Helping to fund the 2019 Wings Above Kamloops project will be the sale of 73 new homes in Brocklehurst that the Cooper family will build on a nine-acre parcel of land next to the Ord Road dog park.
Dubbed the Catalpa Community, named for one of 22 trees on the site, five styles of level-entry homes, two types of ranchers, two versions of single-family homes and a duplex will be built. Ten thousand dollars from the sale of each home will be donated to the Cooper Family Foundation top help fund constructing the new home of the Kamloops Search and Rescue and the B.C. Search Dog Association.
The housing will be listed at below average prices in Kamloops, as opposed to the bid system the Cooper family had in place for last year’s house on Bentall Drive in Aberdeen that supported the hospice project.
A groundbreaking ceremony for Catalpa Community is expected in the fall of 2019.
Dever said it was an easy decision to pick KSAR and the search dog association because they “give selflessly and never ask for anything back.”
Cooper said those groups are always ready to go out and save people, noting there have been high-profile cases involving KSAR in the last year, such as missing Sun Peaks resident Ryan Shtuka.
“It just became obvious as we were getting ready to hand over the fully finished hospice that these groups should be the next beneficiaries,” Cooper said.
KSAR search manager Alan Hobler told KTW the donation provides a place their members can call their own, noting the facility will be the first permanent location the organization has had since its inception in the 1970s.
“The city’s been providing us with facilities, so we haven’t been paying rent, but they’ve always been temporary and we’ve been moved around a lot,” Hobler said.

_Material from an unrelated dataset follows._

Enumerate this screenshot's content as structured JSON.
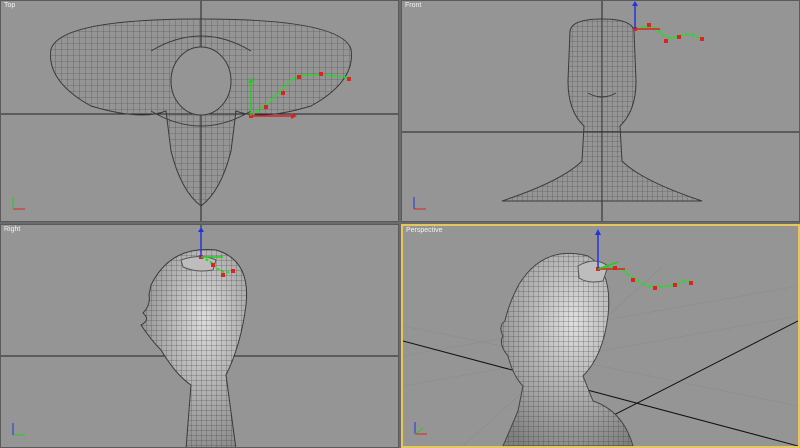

Mike Ritcey with the BC Search Dog Association said the facility will be used as a training space for dogs from across the province and beyond, increasing the group’s capacity to serve as an internationally recognized dog team.
“This is going to change the game,” he told KTW, noting the association has no dedicated indoor space anywhere in the province.
The Cooper Family Foundation was started in 2017 by the Cooper family, which was behind the Cooper’s Foods stores that permeated the city’s landscape for decades. In 1999, the family sold the grocery store chain to Overwaitea and has since been involved in property development.
Cooper described the North Shore as “a hidden gem” that will attract plenty of attention as the city continues to grow.
“This is not the end of our involvement in North Kamloops,” he said. “This is just the beginning.”